“Yes, fine,” I lied and smiled.
What happened? Maybe I imagined seeing Marius here but why? Could it be out of guilt about being in another man’s arms?
No freaking way. I didn’t owe him anything. Maybe Marius wasn’t dead but our relationship sure was.
During Blondie,I tried to keep my focus on the show and not search constantly for Marius. Austin helped distract me. He stood behind me and wrapped his arms around me. His body heat felt so good, and his embrace so protective.
He sang along to “One Way or Another” as he held me. He sure was finding a way to work his magic on me.
Deborah Harry was still amazing in her seventies. If she could still rock at her age, I had no excuse in my forties. I’d bet she faced a lot of shit and heartache in her life, yet she was still touring and appearing to live her best life. Why was I hiding? Like Marius had said, I wasn’t living, I was existing. That was sad.
It was time for me to break free from my safe mold and take a chance. Maybe that meant starting with chucking all my reasons for why I shouldn’t be with my younger neighbor.
During “The Tide is High,” I turned around to face him. “Austin?”
“Yes?” He glanced down at me from his deep, soulful brown eyes.
I leaned up to my tiptoes and brushed my lips against his. A surge of heat traveled over my skin. Austin kissed me back, his lips soft and sensual. He enclosed me in his arms, and I melted against his broad, muscular chest. His tongue stroked mine, sending desire curling inside me.
When we pulled apart, seconds or maybe centuries later, my breath came faster. I turned toward the stage, surprised that I’d initiated that PDA.

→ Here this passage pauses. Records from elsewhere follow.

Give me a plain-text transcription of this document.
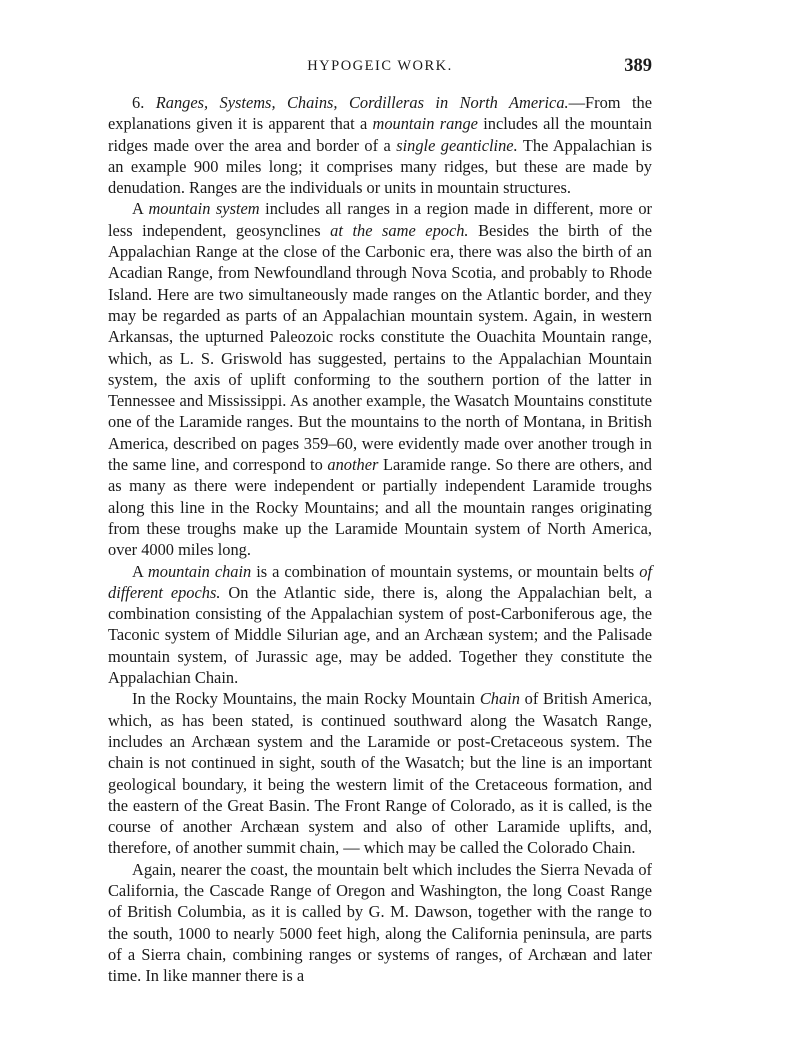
HYPOGEIC WORK.	389

6. Ranges, Systems, Chains, Cordilleras in North America.—From the explanations given it is apparent that a mountain range includes all the mountain ridges made over the area and border of a single geanticline. The Appalachian is an example 900 miles long; it comprises many ridges, but these are made by denudation. Ranges are the individuals or units in mountain structures.

A mountain system includes all ranges in a region made in different, more or less independent, geosynclines at the same epoch. Besides the birth of the Appalachian Range at the close of the Carbonic era, there was also the birth of an Acadian Range, from Newfoundland through Nova Scotia, and probably to Rhode Island. Here are two simultaneously made ranges on the Atlantic border, and they may be regarded as parts of an Appalachian mountain system. Again, in western Arkansas, the upturned Paleozoic rocks constitute the Ouachita Mountain range, which, as L. S. Griswold has suggested, pertains to the Appalachian Mountain system, the axis of uplift conforming to the southern portion of the latter in Tennessee and Mississippi. As another example, the Wasatch Mountains constitute one of the Laramide ranges. But the mountains to the north of Montana, in British America, described on pages 359–60, were evidently made over another trough in the same line, and correspond to another Laramide range. So there are others, and as many as there were independent or partially independent Laramide troughs along this line in the Rocky Mountains; and all the mountain ranges originating from these troughs make up the Laramide Mountain system of North America, over 4000 miles long.

A mountain chain is a combination of mountain systems, or mountain belts of different epochs. On the Atlantic side, there is, along the Appalachian belt, a combination consisting of the Appalachian system of post-Carboniferous age, the Taconic system of Middle Silurian age, and an Archæan system; and the Palisade mountain system, of Jurassic age, may be added. Together they constitute the Appalachian Chain.

In the Rocky Mountains, the main Rocky Mountain Chain of British America, which, as has been stated, is continued southward along the Wasatch Range, includes an Archæan system and the Laramide or post-Cretaceous system. The chain is not continued in sight, south of the Wasatch; but the line is an important geological boundary, it being the western limit of the Cretaceous formation, and the eastern of the Great Basin. The Front Range of Colorado, as it is called, is the course of another Archæan system and also of other Laramide uplifts, and, therefore, of another summit chain, — which may be called the Colorado Chain.

Again, nearer the coast, the mountain belt which includes the Sierra Nevada of California, the Cascade Range of Oregon and Washington, the long Coast Range of British Columbia, as it is called by G. M. Dawson, together with the range to the south, 1000 to nearly 5000 feet high, along the California peninsula, are parts of a Sierra chain, combining ranges or systems of ranges, of Archæan and later time. In like manner there is a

Then I was jarred by that all-too-familiar, all-too-uncomfortable burning sensation of someone’s eyes on me. I gritted my teeth. Enough of this.
Marius stood several dozen feet away in with the audience. While they watched the performance on stage, he stared at me. This wasn’t me imagining anything. He was definitely there. His gaze locked on mine, pulling me toward him with that intense, magnetic power.
The familiar lure returned, churning conflict through me. That hold was amazingly powerful, the reminder of our past passion dragging me toward him like a fish caught on his hook.
No, I wouldn’t let him affect me this way. He was part of my past, and we were over. I was here with Austin.
Sure, getting covered in beer or dessert and now bird shit might be part of the universe’s price for being with him, but it was worth it. He was sweet and thoughtful. He didn’t hurt me or let me mourn his fake death.
Why had Marius followed me here? Surely, it wasn’t a coincidence that he was at the concert in Boston tonight. What did he want from me?
Yes, he’d made it clear that he wanted me back, but it couldn’t happen. Itwouldn’thappen. I wasn’t a naïve twenty-something in love; I was middle-aged with many years of experiences and mistakes behind me. No way was I going to repeat the ones that I’d learned from—and that included thinking I could save Marius.
I gritted my teeth, raised my chin, and turned away from him. Then I wrestled with what to tell Austin. Should I warn him about my ex being here? Open that can of pop-up snakes about our past?
A song later, I glanced back. Marius was gone.
Maybe he’d taken the hint. I released the tension from my limbs. Perhaps I wouldn’t have to reveal this to Austin tonight and ruin our night. The last thing anyone wanted to hear on a romantic night was about the other person’s past relationships.
The rest of the concert went by without incident. Austin stayed close to me the entire time. When the concert ended, we held hands and walked out of the venue amid the crowd into the Boston night. I walked away with more confidence as I’d been able to overcome that compulsion to go to Marius. I’d made my choice, just as he’d made his long ago.
The crowds thinned as people headed in different directions.
Austin turned to me. “Do you want to go anywhere else tonight or head back to Salem?”
I exhaled with a slow whoosh. The heat from having Austin so close all night still burned inside me, and I wanted more. I didn’t want the night with him to end.
“I want to go home.” Leaning up to my tiptoes, I moved closer to his ear. “And I want you to come home with me.”
CHAPTER19
AUSTIN
When Pandora invited me home with her, bolts of thunder and lightning surged inside me. My bear had been crawling with excitement all night as I held Pandora close. When we kissed, he urged me to claim her, and it had taken all my self-control not to suggest we leave the concert to go somewhere private.
I struggled to remain as calm as possible while tremendous anticipation burst inside me. “Yes,” I managed to say, although my voice came out a low rumble. “I don’t want to be anywhere else.”